Noch einige Anmerkungen zu den Eigenbetrieben:
Regelmäßige Investitionen im Bereich Wasser und Abwasser sind unbedingt notwendig, um die Versorgungssicherheit der Bürger zu gewährleisten. Sie sind immer langfristig zu sehen. Bei der Wasserversorgung investieren wir in diesem Jahr rd. 3,7 Mio €, neue Kredite werden in Höhe von 2,1 Mio. € aufgenommen. Beim Abwasser werden 4,1 Mio €, in erster Linie für Kanalsanierungen und
Erschließungsmaßnahmen investiert. Auch hier sind neue Kredite in Höhe von 2,5 Mio. € notwendig. Die Investitionen müssen zwangsläufig über höhere Gebühren refinanziert werden. Gebührenerhöhungen sind natürlich immer unpopulär, aber bei den meisten Bürgern ist das Problembewusstsein dafür vorhanden. Gesundes Wasser ist eine elementare Lebensgrundlage und hat absolute Priorität !

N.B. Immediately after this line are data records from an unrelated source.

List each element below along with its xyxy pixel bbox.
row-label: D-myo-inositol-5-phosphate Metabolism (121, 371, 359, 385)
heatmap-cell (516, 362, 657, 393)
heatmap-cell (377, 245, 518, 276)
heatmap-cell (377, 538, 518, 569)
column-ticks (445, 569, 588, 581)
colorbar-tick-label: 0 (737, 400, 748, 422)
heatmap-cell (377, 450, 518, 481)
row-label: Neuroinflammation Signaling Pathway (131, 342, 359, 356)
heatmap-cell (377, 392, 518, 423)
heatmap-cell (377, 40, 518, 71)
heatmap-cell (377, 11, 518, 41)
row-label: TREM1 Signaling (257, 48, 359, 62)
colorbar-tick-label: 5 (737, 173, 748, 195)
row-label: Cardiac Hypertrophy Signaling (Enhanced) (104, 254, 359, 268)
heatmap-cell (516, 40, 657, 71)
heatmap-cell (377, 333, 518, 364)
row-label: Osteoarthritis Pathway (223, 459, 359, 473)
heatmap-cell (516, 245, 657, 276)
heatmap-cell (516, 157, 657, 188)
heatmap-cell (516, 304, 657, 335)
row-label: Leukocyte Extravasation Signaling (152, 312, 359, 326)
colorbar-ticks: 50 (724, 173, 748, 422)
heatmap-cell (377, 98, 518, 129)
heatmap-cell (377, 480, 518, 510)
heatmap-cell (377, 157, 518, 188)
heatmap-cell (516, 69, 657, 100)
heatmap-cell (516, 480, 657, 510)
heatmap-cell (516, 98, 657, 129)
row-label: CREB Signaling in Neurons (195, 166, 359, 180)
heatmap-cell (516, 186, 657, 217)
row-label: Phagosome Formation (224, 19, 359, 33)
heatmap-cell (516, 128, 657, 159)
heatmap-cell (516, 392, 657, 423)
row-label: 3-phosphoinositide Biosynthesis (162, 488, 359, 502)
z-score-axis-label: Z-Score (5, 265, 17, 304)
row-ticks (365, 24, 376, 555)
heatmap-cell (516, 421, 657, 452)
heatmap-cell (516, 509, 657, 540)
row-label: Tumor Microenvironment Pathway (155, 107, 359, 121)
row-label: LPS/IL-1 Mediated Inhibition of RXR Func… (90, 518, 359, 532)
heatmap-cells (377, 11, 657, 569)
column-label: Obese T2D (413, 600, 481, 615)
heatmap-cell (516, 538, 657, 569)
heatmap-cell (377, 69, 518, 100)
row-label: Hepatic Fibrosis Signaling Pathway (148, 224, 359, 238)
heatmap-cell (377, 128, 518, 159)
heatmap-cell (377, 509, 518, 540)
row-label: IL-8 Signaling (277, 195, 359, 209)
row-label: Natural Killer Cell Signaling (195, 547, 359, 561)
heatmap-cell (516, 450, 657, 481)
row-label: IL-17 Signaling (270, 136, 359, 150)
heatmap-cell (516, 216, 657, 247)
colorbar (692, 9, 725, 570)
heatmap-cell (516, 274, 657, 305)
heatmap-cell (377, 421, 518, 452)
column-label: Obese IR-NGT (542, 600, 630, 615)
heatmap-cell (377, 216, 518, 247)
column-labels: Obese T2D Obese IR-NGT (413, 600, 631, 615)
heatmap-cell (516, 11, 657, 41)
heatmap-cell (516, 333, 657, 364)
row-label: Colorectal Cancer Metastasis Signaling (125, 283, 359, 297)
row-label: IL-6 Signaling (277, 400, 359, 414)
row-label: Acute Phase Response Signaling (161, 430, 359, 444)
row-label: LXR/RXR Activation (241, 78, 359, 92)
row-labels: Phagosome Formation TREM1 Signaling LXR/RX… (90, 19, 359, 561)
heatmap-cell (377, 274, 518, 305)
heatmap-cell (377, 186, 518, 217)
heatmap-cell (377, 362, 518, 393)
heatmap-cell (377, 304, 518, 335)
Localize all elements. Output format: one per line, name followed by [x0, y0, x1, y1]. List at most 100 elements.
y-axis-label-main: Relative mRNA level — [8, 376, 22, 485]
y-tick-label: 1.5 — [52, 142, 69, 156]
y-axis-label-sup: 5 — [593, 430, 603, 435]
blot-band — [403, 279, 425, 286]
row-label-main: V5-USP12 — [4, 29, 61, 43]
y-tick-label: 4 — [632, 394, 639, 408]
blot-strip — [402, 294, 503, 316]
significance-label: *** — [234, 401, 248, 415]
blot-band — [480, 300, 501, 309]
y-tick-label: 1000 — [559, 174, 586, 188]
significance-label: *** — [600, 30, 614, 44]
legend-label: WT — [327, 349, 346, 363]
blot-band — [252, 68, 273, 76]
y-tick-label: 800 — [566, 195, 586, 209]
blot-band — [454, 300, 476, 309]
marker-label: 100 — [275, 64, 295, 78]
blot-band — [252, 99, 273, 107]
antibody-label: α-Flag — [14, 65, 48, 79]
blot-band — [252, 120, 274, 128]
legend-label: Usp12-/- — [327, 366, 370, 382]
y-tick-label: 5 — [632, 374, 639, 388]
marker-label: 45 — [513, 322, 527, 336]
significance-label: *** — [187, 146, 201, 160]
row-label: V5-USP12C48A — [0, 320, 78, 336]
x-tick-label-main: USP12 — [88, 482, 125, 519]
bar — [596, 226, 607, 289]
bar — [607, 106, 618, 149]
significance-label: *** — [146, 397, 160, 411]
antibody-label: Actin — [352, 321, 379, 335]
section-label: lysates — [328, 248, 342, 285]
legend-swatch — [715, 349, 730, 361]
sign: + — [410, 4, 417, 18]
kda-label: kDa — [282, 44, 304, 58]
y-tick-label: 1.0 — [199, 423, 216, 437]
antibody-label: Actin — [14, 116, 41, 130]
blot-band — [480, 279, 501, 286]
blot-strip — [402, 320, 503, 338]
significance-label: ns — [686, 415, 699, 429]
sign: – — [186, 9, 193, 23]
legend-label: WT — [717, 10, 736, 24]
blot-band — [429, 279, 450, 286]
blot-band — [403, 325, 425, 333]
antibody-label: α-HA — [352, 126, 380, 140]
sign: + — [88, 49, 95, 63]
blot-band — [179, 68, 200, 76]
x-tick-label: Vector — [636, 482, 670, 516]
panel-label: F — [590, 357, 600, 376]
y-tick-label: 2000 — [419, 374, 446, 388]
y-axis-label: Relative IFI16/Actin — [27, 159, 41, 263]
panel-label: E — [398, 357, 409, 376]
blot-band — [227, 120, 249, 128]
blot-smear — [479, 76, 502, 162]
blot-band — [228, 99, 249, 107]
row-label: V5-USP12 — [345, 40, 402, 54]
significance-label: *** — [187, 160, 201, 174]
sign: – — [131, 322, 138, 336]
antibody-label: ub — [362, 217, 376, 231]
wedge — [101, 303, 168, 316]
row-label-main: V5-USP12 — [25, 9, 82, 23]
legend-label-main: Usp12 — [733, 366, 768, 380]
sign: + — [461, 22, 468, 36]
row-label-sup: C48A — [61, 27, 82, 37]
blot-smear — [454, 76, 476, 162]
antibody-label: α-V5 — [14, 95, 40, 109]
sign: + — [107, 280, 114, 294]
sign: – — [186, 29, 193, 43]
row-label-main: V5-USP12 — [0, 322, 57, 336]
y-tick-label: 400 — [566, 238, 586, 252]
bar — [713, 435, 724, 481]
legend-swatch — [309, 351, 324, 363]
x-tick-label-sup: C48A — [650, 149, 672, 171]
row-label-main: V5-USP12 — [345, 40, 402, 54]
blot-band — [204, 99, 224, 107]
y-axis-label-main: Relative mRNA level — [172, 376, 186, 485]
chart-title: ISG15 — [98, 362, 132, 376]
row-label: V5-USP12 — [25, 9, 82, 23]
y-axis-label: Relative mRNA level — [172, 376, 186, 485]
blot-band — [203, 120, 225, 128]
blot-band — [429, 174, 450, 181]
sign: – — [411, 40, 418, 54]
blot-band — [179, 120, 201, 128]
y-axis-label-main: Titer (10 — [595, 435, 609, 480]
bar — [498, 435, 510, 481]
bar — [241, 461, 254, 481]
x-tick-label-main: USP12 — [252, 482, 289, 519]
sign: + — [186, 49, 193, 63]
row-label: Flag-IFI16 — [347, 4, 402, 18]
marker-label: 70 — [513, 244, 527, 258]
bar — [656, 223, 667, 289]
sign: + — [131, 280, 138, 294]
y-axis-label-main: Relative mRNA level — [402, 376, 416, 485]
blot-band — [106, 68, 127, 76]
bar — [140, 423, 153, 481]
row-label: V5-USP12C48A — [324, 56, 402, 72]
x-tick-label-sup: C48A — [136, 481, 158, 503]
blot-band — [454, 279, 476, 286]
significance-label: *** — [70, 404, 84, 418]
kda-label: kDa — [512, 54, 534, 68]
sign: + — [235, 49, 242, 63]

Abschließen möchte ich mit einem Zitat von Winston Churchill, das auch sehr gut zu unserer Haushaltslage passt: „Ein Optimist sieht eine Gelegenheit in jeder Schwierigkeit, ein Pessimist sieht eine Schwierigkeit in jeder Gelegenheit“ Lassen sie uns deshalb die nächsten Jahre mit Optimismus angehen ! Ich bedanke mich bei Bürgermeister Borho, der Verwaltung und den anderen Fraktionen für die gute und sachliche Zusammenarbeit im vergangenen Jahr.


Die Freien Wähler stimmen dem vorgelegten Haushaltsentwurf 2021 einstimmig zu.